My second interview was an actual interview, with a lovely 88 year old woman with lymphoma. She had very developed thoughts about her life and death, and was very comfortable talking about them, so the outcome was completely different from my previous attempt. Another thing I wanted to explore was personal writing, and to have patients journal about their experiences at the end of life, because that can be so different than what someone is able to share in a conversation with a doctor. So at the end of the interview I asked the woman if she'd be interested in participating in something like that. She said that she can't really write due to arthritis, but she had been working awhile ago on a story about her childhood. She brought out several pages of yellow lined paper, and asked if I wanted to read it. We talked about typing it up and having me help her finish it.
So I took the pages home to read and transcribe. Several of them are numbered the same number, such that the order was hard to determine, and as I read through them I realized that's because she had written several different beginnings. Throughout there are some anecdotes told in slightly different ways, so that in typing up the story, I had to maneuver some passages, putting the similar ones side by side, so that she could decide which parts of the same story she wanted to keep, discard, combine. During some particularly difficult parts to decipher, where reading continuously didn't seem to give a sensible narrative, I saw that she'd written in every other line, and in the lines in between added other parts of the story. All of this required some rearranging as I read and typed, and I liked indulging in both the neurotic need to organize and the creative desire to piece things together. The story has nothing to do with my research, but it does have to do with what a lot of people seem to want, a desire to record certain memories, something that resonates a lot with me personally.
I really appreciate the flexibility of this time, that allows things to happen that don't fit a mold of efficiency or list of things to do, where I'm led not by steadfast goals but by natural happenings and my natural responses to them.
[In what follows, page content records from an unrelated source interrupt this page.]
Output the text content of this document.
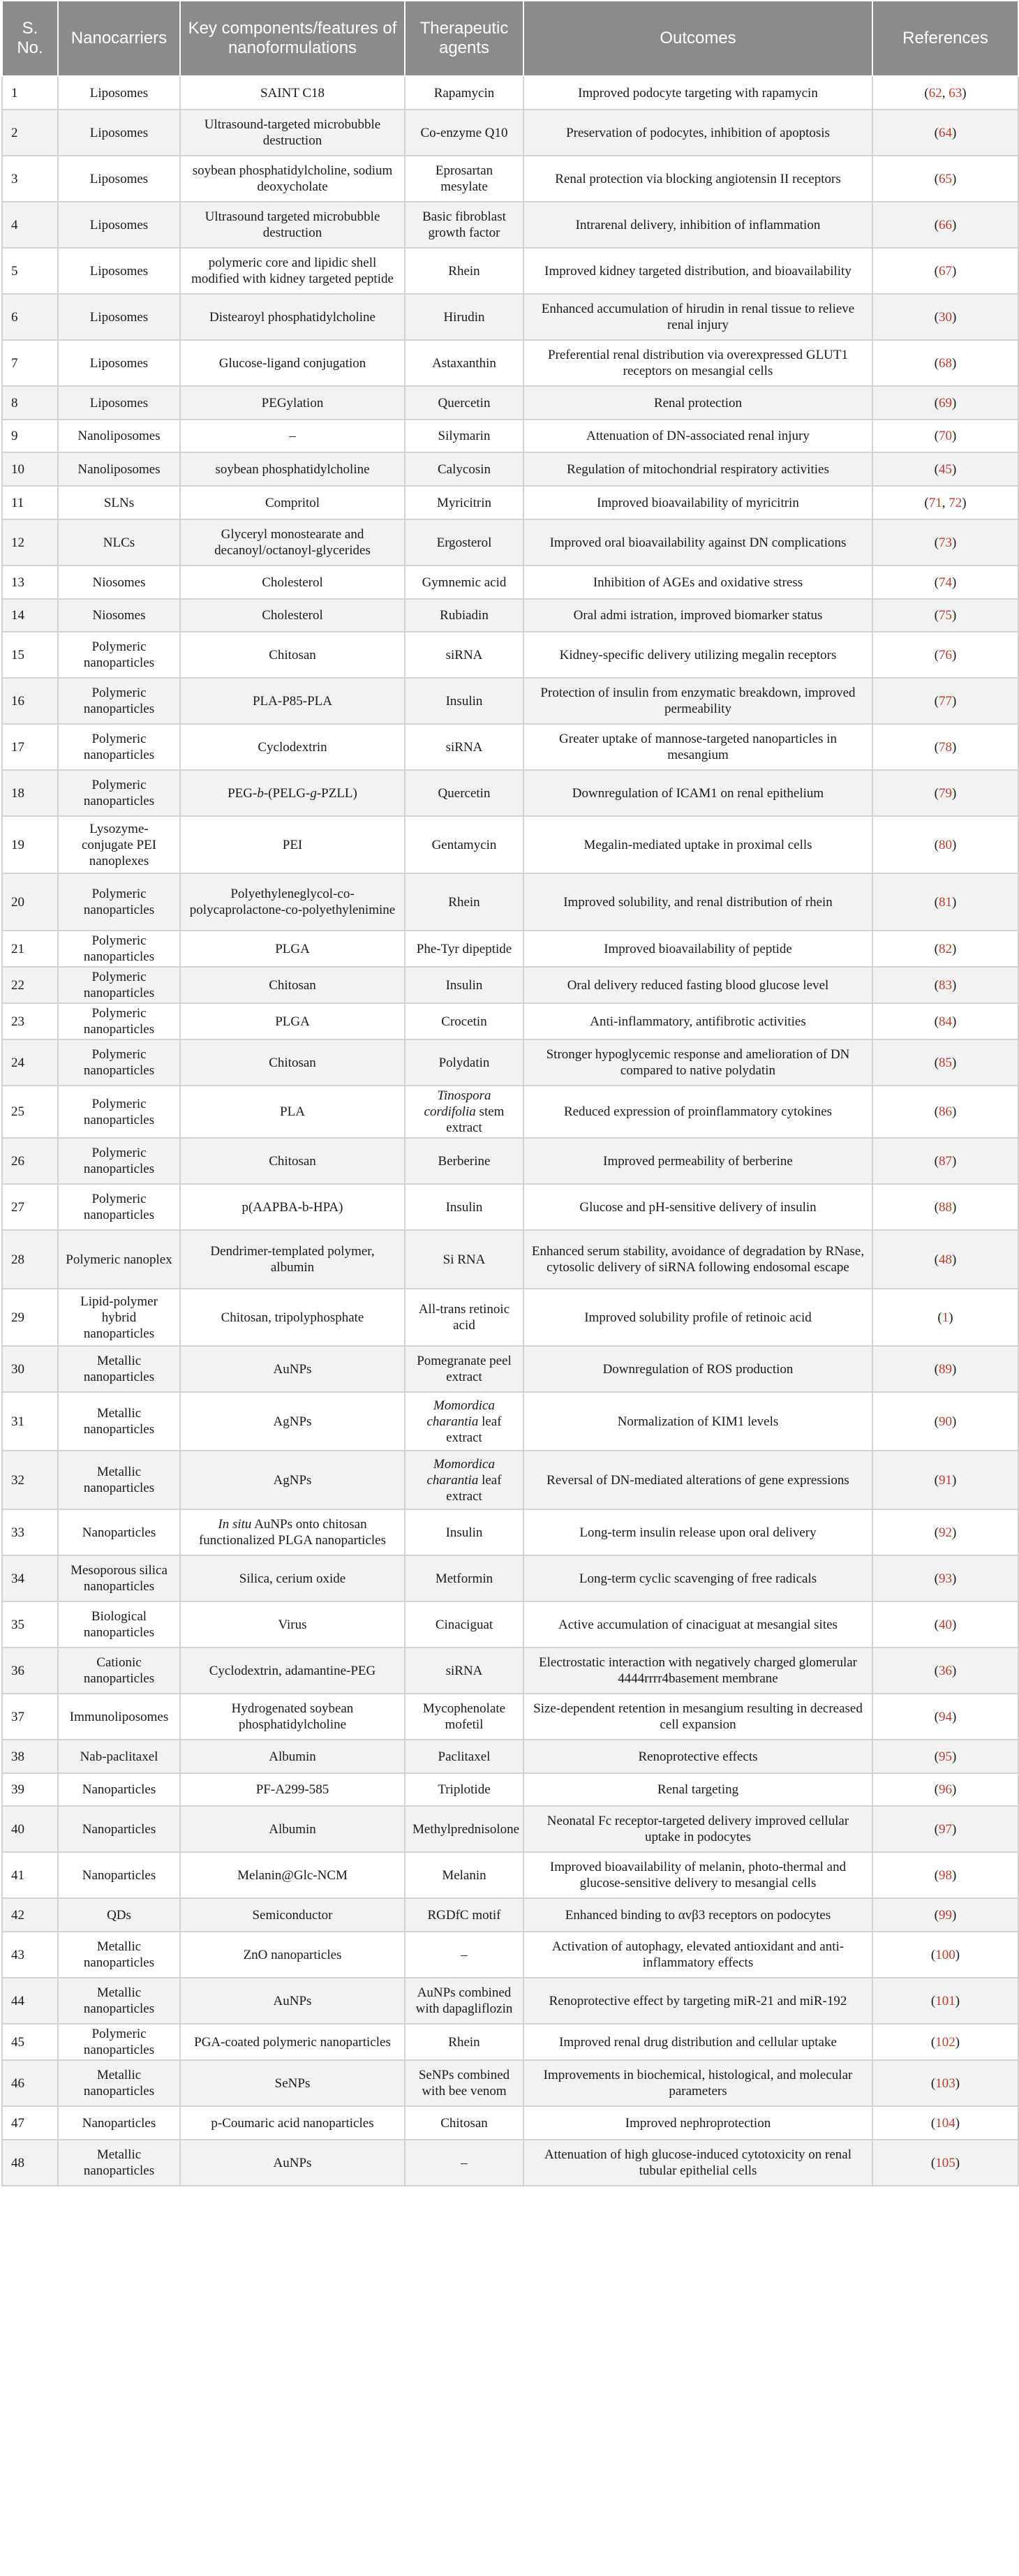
S. No.	Nanocarriers	Key components/features of nanoformulations	Therapeutic agents	Outcomes	References
1	Liposomes	SAINT C18	Rapamycin	Improved podocyte targeting with rapamycin	(62, 63)
2	Liposomes	Ultrasound-targeted microbubble destruction	Co-enzyme Q10	Preservation of podocytes, inhibition of apoptosis	(64)
3	Liposomes	soybean phosphatidylcholine, sodium deoxycholate	Eprosartan mesylate	Renal protection via blocking angiotensin II receptors	(65)
4	Liposomes	Ultrasound targeted microbubble destruction	Basic fibroblast growth factor	Intrarenal delivery, inhibition of inflammation	(66)
5	Liposomes	polymeric core and lipidic shell modified with kidney targeted peptide	Rhein	Improved kidney targeted distribution, and bioavailability	(67)
6	Liposomes	Distearoyl phosphatidylcholine	Hirudin	Enhanced accumulation of hirudin in renal tissue to relieve renal injury	(30)
7	Liposomes	Glucose-ligand conjugation	Astaxanthin	Preferential renal distribution via overexpressed GLUT1 receptors on mesangial cells	(68)
8	Liposomes	PEGylation	Quercetin	Renal protection	(69)
9	Nanoliposomes	–	Silymarin	Attenuation of DN-associated renal injury	(70)
10	Nanoliposomes	soybean phosphatidylcholine	Calycosin	Regulation of mitochondrial respiratory activities	(45)
11	SLNs	Compritol	Myricitrin	Improved bioavailability of myricitrin	(71, 72)
12	NLCs	Glyceryl monostearate and decanoyl/octanoyl-glycerides	Ergosterol	Improved oral bioavailability against DN complications	(73)
13	Niosomes	Cholesterol	Gymnemic acid	Inhibition of AGEs and oxidative stress	(74)
14	Niosomes	Cholesterol	Rubiadin	Oral admi istration, improved biomarker status	(75)
15	Polymeric nanoparticles	Chitosan	siRNA	Kidney-specific delivery utilizing megalin receptors	(76)
16	Polymeric nanoparticles	PLA-P85-PLA	Insulin	Protection of insulin from enzymatic breakdown, improved permeability	(77)
17	Polymeric nanoparticles	Cyclodextrin	siRNA	Greater uptake of mannose-targeted nanoparticles in mesangium	(78)
18	Polymeric nanoparticles	PEG-b-(PELG-g-PZLL)	Quercetin	Downregulation of ICAM1 on renal epithelium	(79)
19	Lysozyme-conjugate PEI nanoplexes	PEI	Gentamycin	Megalin-mediated uptake in proximal cells	(80)
20	Polymeric nanoparticles	Polyethyleneglycol-co-polycaprolactone-co-polyethylenimine	Rhein	Improved solubility, and renal distribution of rhein	(81)
21	Polymeric nanoparticles	PLGA	Phe-Tyr dipeptide	Improved bioavailability of peptide	(82)
22	Polymeric nanoparticles	Chitosan	Insulin	Oral delivery reduced fasting blood glucose level	(83)
23	Polymeric nanoparticles	PLGA	Crocetin	Anti-inflammatory, antifibrotic activities	(84)
24	Polymeric nanoparticles	Chitosan	Polydatin	Stronger hypoglycemic response and amelioration of DN compared to native polydatin	(85)
25	Polymeric nanoparticles	PLA	Tinospora cordifolia stem extract	Reduced expression of proinflammatory cytokines	(86)
26	Polymeric nanoparticles	Chitosan	Berberine	Improved permeability of berberine	(87)
27	Polymeric nanoparticles	p(AAPBA-b-HPA)	Insulin	Glucose and pH-sensitive delivery of insulin	(88)
28	Polymeric nanoplex	Dendrimer-templated polymer, albumin	Si RNA	Enhanced serum stability, avoidance of degradation by RNase, cytosolic delivery of siRNA following endosomal escape	(48)
29	Lipid-polymer hybrid nanoparticles	Chitosan, tripolyphosphate	All-trans retinoic acid	Improved solubility profile of retinoic acid	(1)
30	Metallic nanoparticles	AuNPs	Pomegranate peel extract	Downregulation of ROS production	(89)
31	Metallic nanoparticles	AgNPs	Momordica charantia leaf extract	Normalization of KIM1 levels	(90)
32	Metallic nanoparticles	AgNPs	Momordica charantia leaf extract	Reversal of DN-mediated alterations of gene expressions	(91)
33	Nanoparticles	In situ AuNPs onto chitosan functionalized PLGA nanoparticles	Insulin	Long-term insulin release upon oral delivery	(92)
34	Mesoporous silica nanoparticles	Silica, cerium oxide	Metformin	Long-term cyclic scavenging of free radicals	(93)
35	Biological nanoparticles	Virus	Cinaciguat	Active accumulation of cinaciguat at mesangial sites	(40)
36	Cationic nanoparticles	Cyclodextrin, adamantine-PEG	siRNA	Electrostatic interaction with negatively charged glomerular 4444rrrr4basement membrane	(36)
37	Immunoliposomes	Hydrogenated soybean phosphatidylcholine	Mycophenolate mofetil	Size-dependent retention in mesangium resulting in decreased cell expansion	(94)
38	Nab-paclitaxel	Albumin	Paclitaxel	Renoprotective effects	(95)
39	Nanoparticles	PF-A299-585	Triplotide	Renal targeting	(96)
40	Nanoparticles	Albumin	Methylprednisolone	Neonatal Fc receptor-targeted delivery improved cellular uptake in podocytes	(97)
41	Nanoparticles	Melanin@Glc-NCM	Melanin	Improved bioavailability of melanin, photo-thermal and glucose-sensitive delivery to mesangial cells	(98)
42	QDs	Semiconductor	RGDfC motif	Enhanced binding to αvβ3 receptors on podocytes	(99)
43	Metallic nanoparticles	ZnO nanoparticles	–	Activation of autophagy, elevated antioxidant and anti-inflammatory effects	(100)
44	Metallic nanoparticles	AuNPs	AuNPs combined with dapagliflozin	Renoprotective effect by targeting miR-21 and miR-192	(101)
45	Polymeric nanoparticles	PGA-coated polymeric nanoparticles	Rhein	Improved renal drug distribution and cellular uptake	(102)
46	Metallic nanoparticles	SeNPs	SeNPs combined with bee venom	Improvements in biochemical, histological, and molecular parameters	(103)
47	Nanoparticles	p-Coumaric acid nanoparticles	Chitosan	Improved nephroprotection	(104)
48	Metallic nanoparticles	AuNPs	–	Attenuation of high glucose-induced cytotoxicity on renal tubular epithelial cells	(105)
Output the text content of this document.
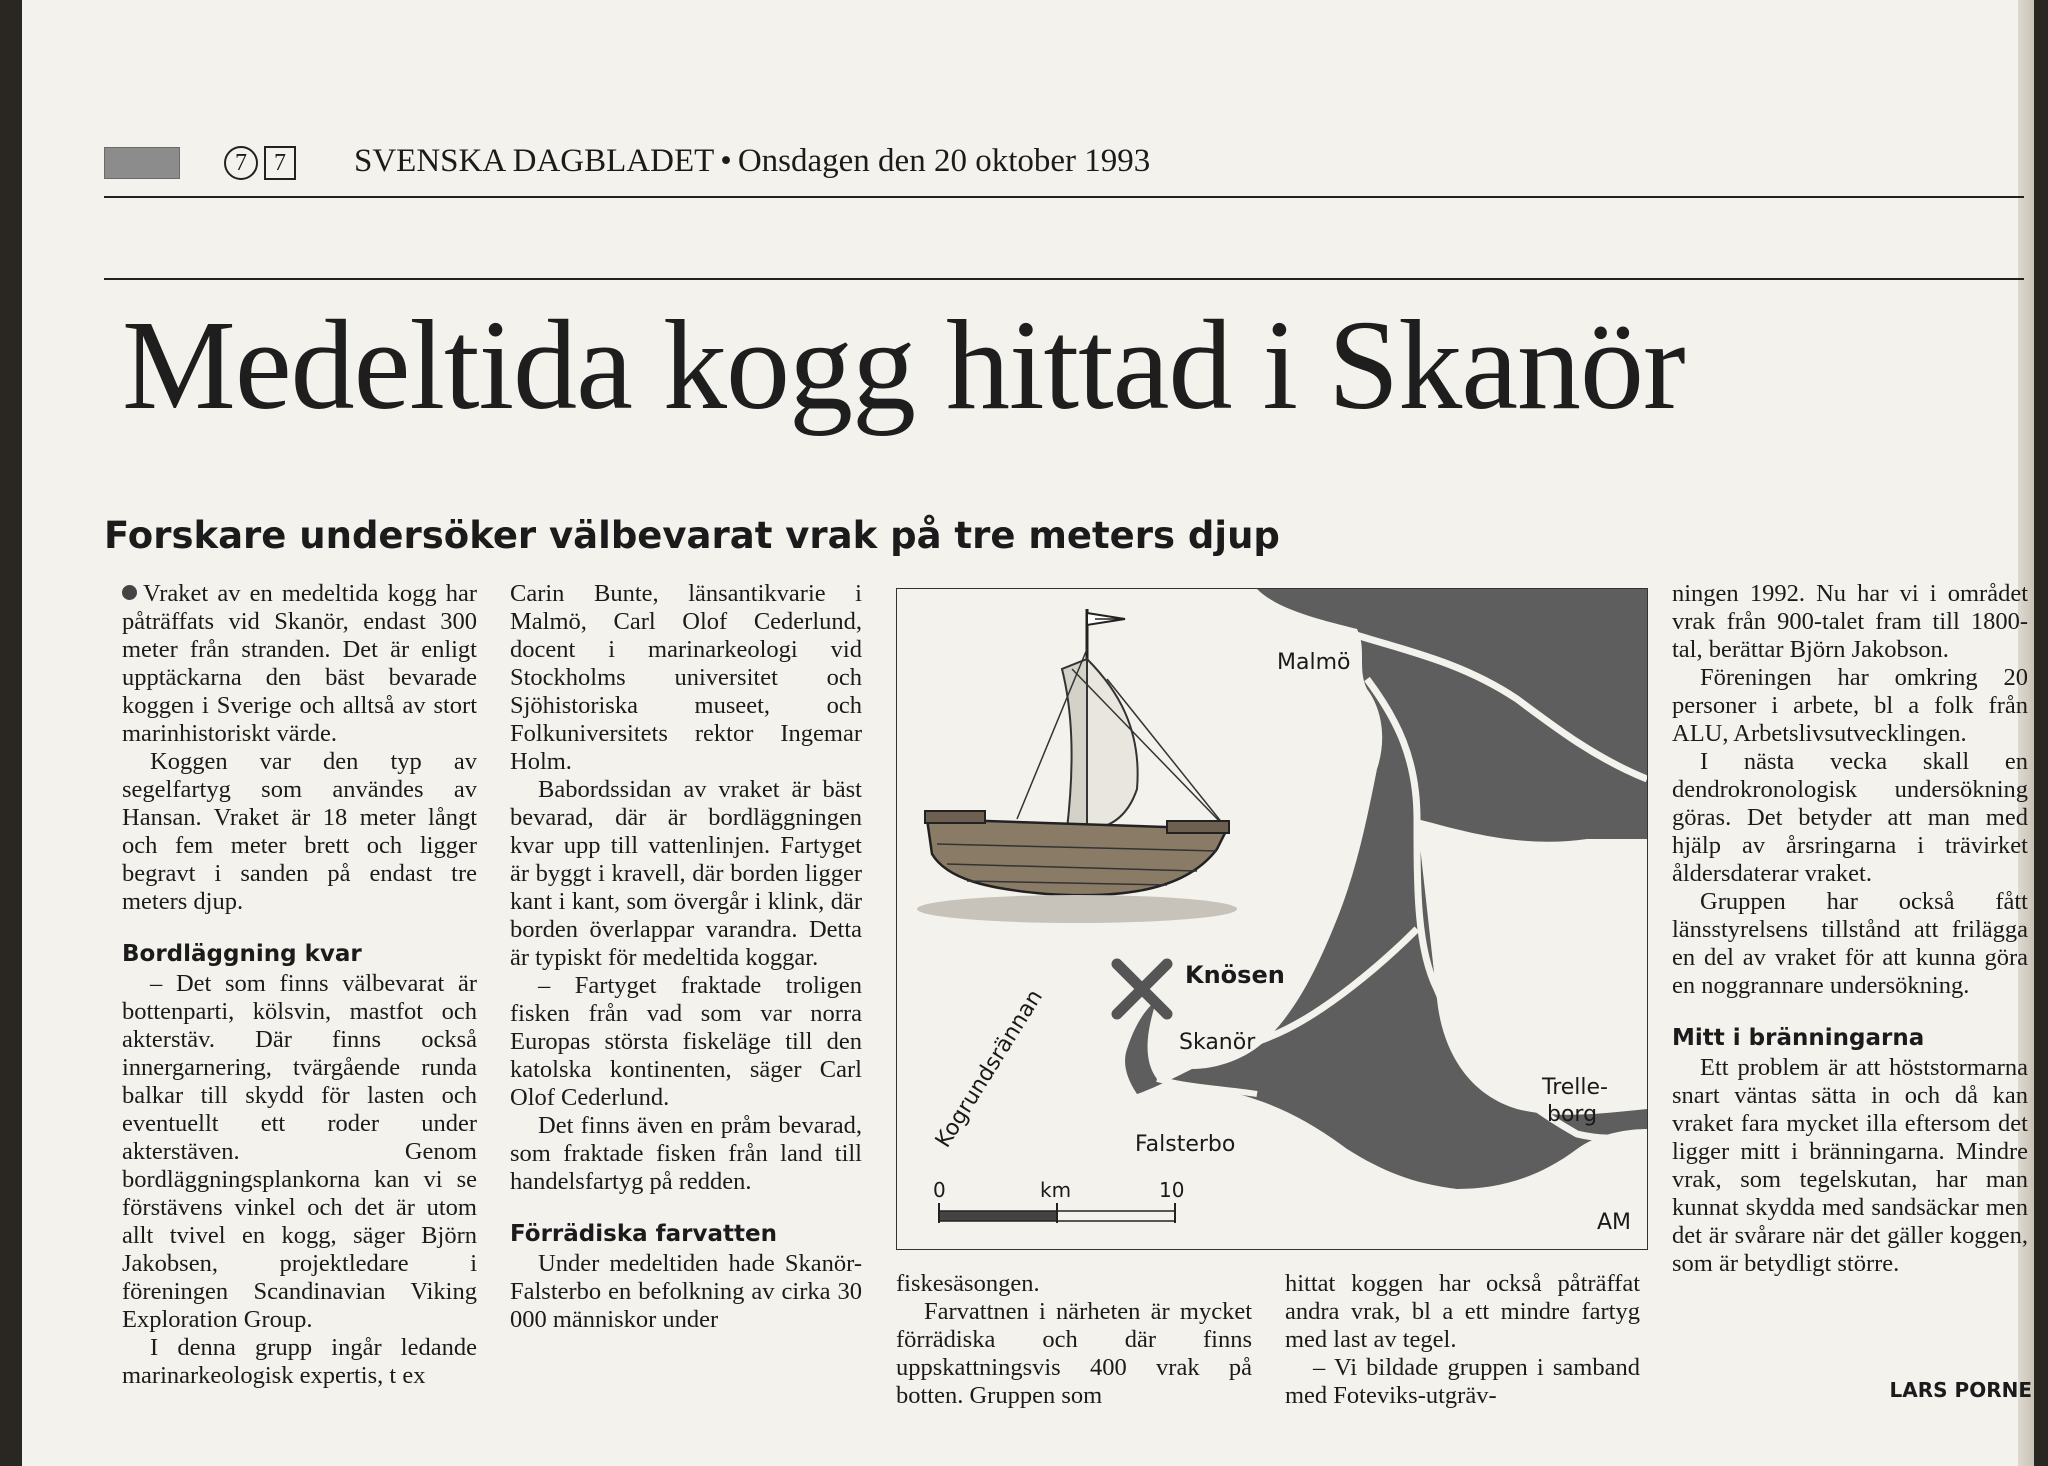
7	7	SVENSKA DAGBLADET • Onsdagen den 20 oktober 1993
Medeltida kogg hittad i Skanör
Forskare undersöker välbevarat vrak på tre meters djup

Vraket av en medeltida kogg har påträffats vid Skanör, endast 300 meter från stranden. Det är enligt upptäckarna den bäst bevarade koggen i Sverige och alltså av stort marinhistoriskt värde.

Koggen var den typ av segelfartyg som användes av Hansan. Vraket är 18 meter långt och fem meter brett och ligger begravt i sanden på endast tre meters djup.

Bordläggning kvar

– Det som finns välbevarat är bottenparti, kölsvin, mastfot och akterstäv. Där finns också innergarnering, tvärgående runda balkar till skydd för lasten och eventuellt ett roder under akterstäven. Genom bordläggningsplankorna kan vi se förstävens vinkel och det är utom allt tvivel en kogg, säger Björn Jakobsen, projektledare i föreningen Scandinavian Viking Exploration Group.

I denna grupp ingår ledande marinarkeologisk expertis, t ex

Carin Bunte, länsantikvarie i Malmö, Carl Olof Cederlund, docent i marinarkeologi vid Stockholms universitet och Sjöhistoriska museet, och Folkuniversitets rektor Ingemar Holm.

Babordssidan av vraket är bäst bevarad, där är bordläggningen kvar upp till vattenlinjen. Fartyget är byggt i kravell, där borden ligger kant i kant, som övergår i klink, där borden överlappar varandra. Detta är typiskt för medeltida koggar.

– Fartyget fraktade troligen fisken från vad som var norra Europas största fiskeläge till den katolska kontinenten, säger Carl Olof Cederlund.

Det finns även en pråm bevarad, som fraktade fisken från land till handelsfartyg på redden.

Förrädiska farvatten

Under medeltiden hade Skanör-Falsterbo en befolkning av cirka 30 000 människor under

Malmö
Knösen
Skanör
Trelle-
borg
Falsterbo
Kogrundsrännan
0	km	10
AM

fiskesäsongen.

Farvattnen i närheten är mycket förrädiska och där finns uppskattningsvis 400 vrak på botten. Gruppen som

hittat koggen har också påträffat andra vrak, bl a ett mindre fartyg med last av tegel.

– Vi bildade gruppen i samband med Foteviks-utgräv-

ningen 1992. Nu har vi i området vrak från 900-talet fram till 1800-tal, berättar Björn Jakobson.

Föreningen har omkring 20 personer i arbete, bl a folk från ALU, Arbetslivsutvecklingen.

I nästa vecka skall en dendrokronologisk undersökning göras. Det betyder att man med hjälp av årsringarna i trävirket åldersdaterar vraket.

Gruppen har också fått länsstyrelsens tillstånd att frilägga en del av vraket för att kunna göra en noggrannare undersökning.

Mitt i bränningarna

Ett problem är att höststormarna snart väntas sätta in och då kan vraket fara mycket illa eftersom det ligger mitt i bränningarna. Mindre vrak, som tegelskutan, har man kunnat skydda med sandsäckar men det är svårare när det gäller koggen, som är betydligt större.

LARS PORNE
And this woman's story comes to me during a time when I've been working on a story about my childhood too. The writing part of this time off is even more vague than the research. I have a list of things I want to write about, which is a little overwhelming, and even when I focus on one, I'm not quite sure what I want to say or how to say it. All I'm sure of is that I feel compelled to write about them, but having the time to do it means being faced with why, and that has resulted in major writer's block. I could spend an entire day on something without much to show for it, and the lack of proportion can be disorienting. But I'm endeared to writing in the way that it's not science and things don't logically lead to other things, and it is amazing to wake up each day with the freedom and privilege to just try, with no expectations, to feel that that's enough, for now.
And so instead of explaining to every person who asks, I say I'm doing nothing. It gets somewhat tiresome, because we're not used to nothing being okay. I'm not traveling anywhere, so it's not like a vacation. The few times I've tried to go more deeply into it, I usually just confuse the person and I'd rather have them think I'm doing nothing of significance instead of misunderstanding something of personal significance. Besides, everyone takes nothing in their own way, and I think we could all use more of it.